In many slowly-evolving diseases which require months or even years to manifest themselves clinically, it has been shown that the majority of the affected cell population is in a transcriptionally inactive state, and at a level of one gene per host cell.
Nucleic acid hybridization methods and the polymerase chain reaction (PCR) have both been employed to examine the expression and detection of such affected genes during pathogenesis. While both these techniques are quite useful, the disadvantage of these techniques is that they are essentially conducting cell expression and population studies.
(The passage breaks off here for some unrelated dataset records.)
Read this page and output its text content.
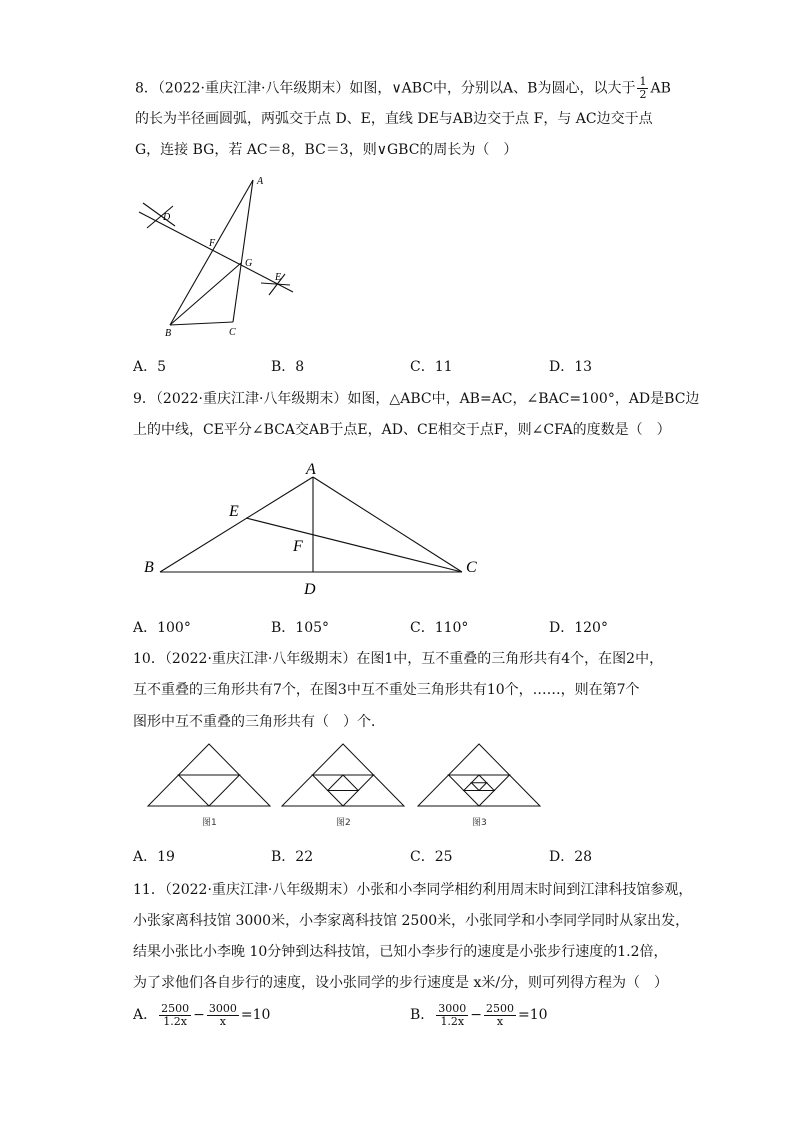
8．（2022·重庆江津·八年级期末）如图，∨ABC中，分别以A、B为圆心，以大于 $\frac{1}{2}$ AB
的长为半径画圆弧，两弧交于点 D、E，直线 DE与AB边交于点 F，与 AC边交于点
G，连接 BG，若 AC＝8，BC＝3，则∨GBC的周长为（　）
A
B	C
D
E
F
G
A．5	B．8	C．11	D．13
9．（2022·重庆江津·八年级期末）如图，△ABC中，AB=AC，∠BAC=100°，AD是BC边
上的中线，CE平分∠BCA交AB于点E，AD、CE相交于点F，则∠CFA的度数是（　）
A
B	C
D
E
F
A．100°	B．105°	C．110°	D．120°
10．（2022·重庆江津·八年级期末）在图1中，互不重叠的三角形共有4个，在图2中，
互不重叠的三角形共有7个，在图3中互不重处三角形共有10个，……，则在第7个
图形中互不重叠的三角形共有（　）个．
图1	图2	图3
A．19	B．22	C．25	D．28
11．（2022·重庆江津·八年级期末）小张和小李同学相约利用周末时间到江津科技馆参观，
小张家离科技馆 3000米，小李家离科技馆 2500米，小张同学和小李同学同时从家出发，
结果小张比小李晚 10分钟到达科技馆，已知小李步行的速度是小张步行速度的1.2倍，
为了求他们各自步行的速度，设小张同学的步行速度是 x米/分，则可列得方程为（　）
A． $\frac{2500}{1.2x} - \frac{3000}{x} =10$	B． $\frac{3000}{1.2x} - \frac{2500}{x} =10$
Nucleic acids are isolated from a population of cells which contains either a sufficient number of molecules to detect directly by standard hybridization techniques, or, when a subpopulation contains as little as a single copy of nucleic acid, that molecule amplified by the PCR, and detected after amplification.
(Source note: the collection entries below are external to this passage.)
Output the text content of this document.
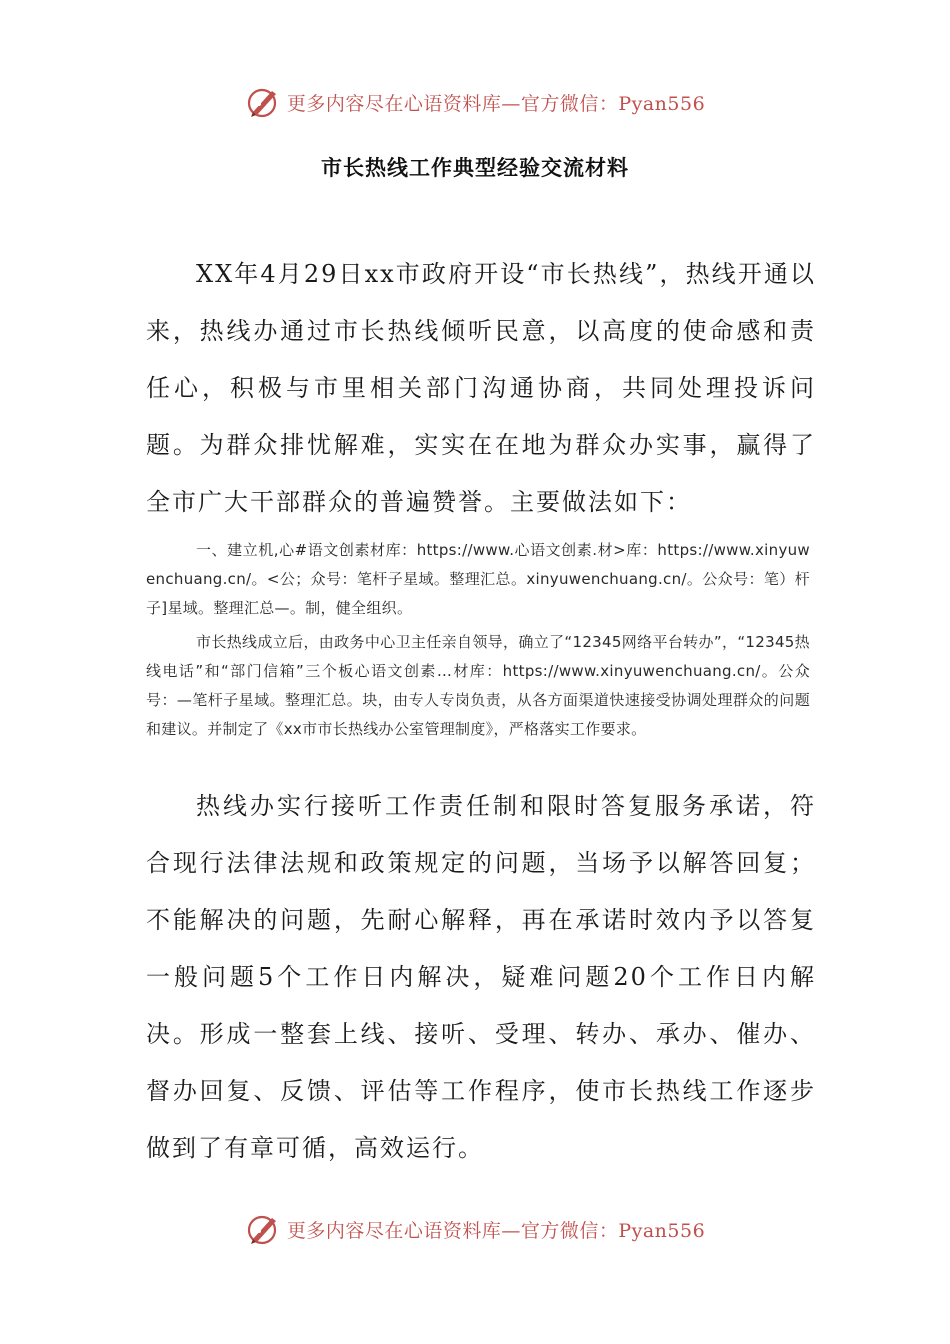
更多内容尽在心语资料库—官方微信：Pyan556
市长热线工作典型经验交流材料

XX年4月29日xx市政府开设“市长热线”，热线开通以来，热线办通过市长热线倾听民意，以高度的使命感和责任心，积极与市里相关部门沟通协商，共同处理投诉问题。为群众排忧解难，实实在在地为群众办实事，赢得了全市广大干部群众的普遍赞誉。主要做法如下：

一、建立机,心#语文创素材库：https://www.心语文创素.材>库：https://www.xinyuwenchuang.cn/。<公；众号：笔杆子星域。整理汇总。xinyuwenchuang.cn/。公众号：笔）杆子]星域。整理汇总—。制，健全组织。

市长热线成立后，由政务中心卫主任亲自领导，确立了“12345网络平台转办”，“12345热线电话”和“部门信箱”三个板心语文创素…材库：https://www.xinyuwenchuang.cn/。公众号：—笔杆子星域。整理汇总。块，由专人专岗负责，从各方面渠道快速接受协调处理群众的问题和建议。并制定了《xx市市长热线办公室管理制度》，严格落实工作要求。

热线办实行接听工作责任制和限时答复服务承诺，符合现行法律法规和政策规定的问题，当场予以解答回复；不能解决的问题，先耐心解释，再在承诺时效内予以答复一般问题5个工作日内解决，疑难问题20个工作日内解决。形成一整套上线、接听、受理、转办、承办、催办、督办回复、反馈、评估等工作程序，使市长热线工作逐步做到了有章可循，高效运行。

更多内容尽在心语资料库—官方微信：Pyan556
In situ hybridization (ISH) applies the methodology of the nucleic acid hybridization technique to the cellular level. Combining cytochemistry and immunocytochemistry, In Situ PCR allows the identification of cellular markers to be identified, and further permits the localization of to cell specific sequences within cell populations, such as tissues and blood samples.
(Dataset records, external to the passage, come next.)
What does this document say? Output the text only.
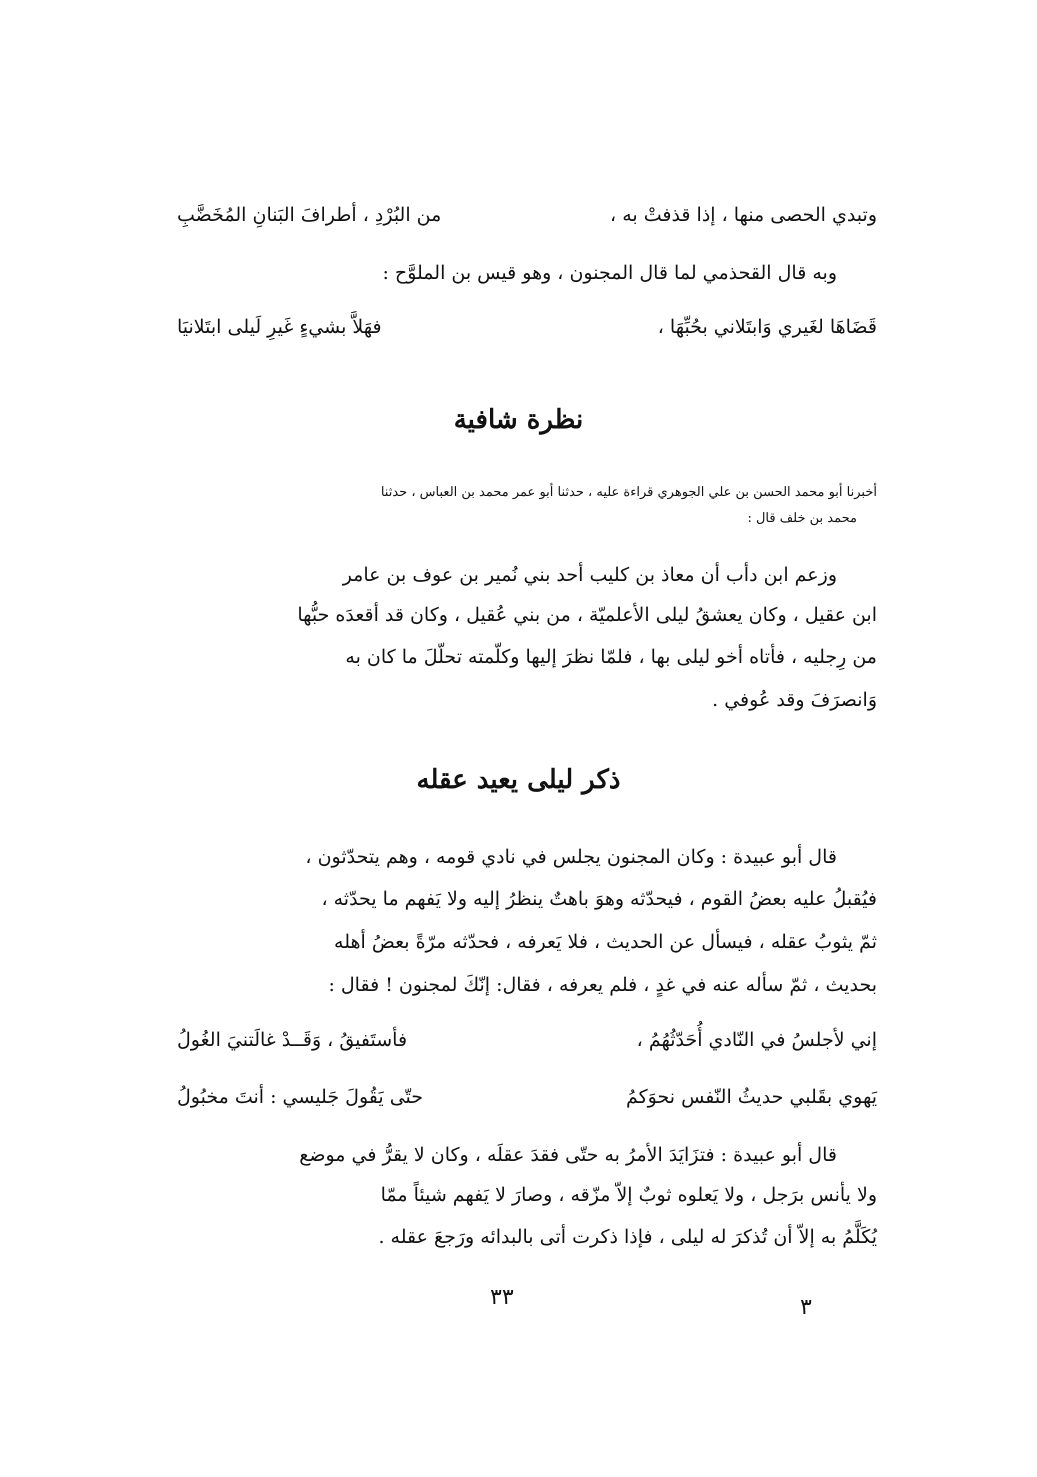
وتبدي الحصى منها ، إذا قذفتْ به ،
من البُرْدِ ، أطرافَ البَنانِ المُخَضَّبِ
وبه قال القحذمي لما قال المجنون ، وهو قيس بن الملوَّح :
قَضَاهَا لغَيري وَابتَلاني بحُبِّهَا ،
فهَلاَّ بشيءٍ غَيرِ لَيلى ابتَلانيَا
نظرة شافية
أخبرنا أبو محمد الحسن بن علي الجوهري قراءة عليه ، حدثنا أبو عمر محمد بن العباس ، حدثنا
محمد بن خلف قال :
وزعم ابن دأب أن معاذ بن كليب أحد بني نُمير بن عوف بن عامر
ابن عقيل ، وكان يعشقُ ليلى الأعلميّة ، من بني عُقيل ، وكان قد أقعدَه حبُّها
من رِجليه ، فأتاه أخو ليلى بها ، فلمّا نظرَ إليها وكلّمته تحلّلَ ما كان به
وَانصرَفَ وقد عُوفي .
ذكر ليلى يعيد عقله
قال أبو عبيدة : وكان المجنون يجلس في نادي قومه ، وهم يتحدّثون ،
فيُقبلُ عليه بعضُ القوم ، فيحدّثه وهوَ باهتٌ ينظرُ إليه ولا يَفهم ما يحدّثه ،
ثمّ يثوبُ عقله ، فيسأل عن الحديث ، فلا يَعرفه ، فحدّثه مرّةً بعضُ أهله
بحديث ، ثمّ سأله عنه في غدٍ ، فلم يعرفه ، فقال: إنّكَ لمجنون ! فقال :
إني لأجلسُ في النّادي أُحَدّثُهُمُ ،
فأستَفيقُ ، وَقَــدْ غالَتنيَ الغُولُ
يَهوي بقَلبي حديثُ النّفس نحوَكمُ
حتّى يَقُولَ جَليسي : أنتَ مخبُولُ
قال أبو عبيدة : فتزَايَدَ الأمرُ به حتّى فقدَ عقلَه ، وكان لا يقرُّ في موضع
ولا يأنس برَجل ، ولا يَعلوه ثوبٌ إلاّ مزّقه ، وصارَ لا يَفهم شيئاً ممّا
يُكَلَّمُ به إلاّ أن تُذكرَ له ليلى ، فإذا ذكرت أتى بالبدائه ورَجعَ عقله .
٣٣	٣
In Situ PCR is limited to the detection of non-genomic material such as RNA, genes or genomes, as the detection limit in most conditions is several copies of the target nucleic acid per cell. Therefore, due to copy number limitations, hybridization of RNA is more sensitive than DNA detection.
Factors affecting In Situ PCR sensitivity include:
1) the strandedness of the target molecule
2) the lack of a complementary sequence proximal to the target sequences
Reverse transcriptase-catalyzed in situ transcription has even been used to detect RNAs which occur at relatively high copy number.
In Situ PCR (ISH) Protcol
Initially the stoichiometry of the nucleic acid components makes the reaction primer-driven. As the reaction proceeds however, the PCR product itself begins to function as a target for further amplification, as well as a primer for further elongation. It is the accumulation of sequences elongated in multiple reactions which is retained by the fixed cell and acts as the target for the radiolabeled probe in the detection phase.
The complex physical nature within a fixed cell impedes both the efficiency of the polymerase as well as diffusion and annealing, and thus elongation times are much longer than those conducted under aqueous (standard PCR) conditions. Optimum signal is usually producted using a 15 minute elongation.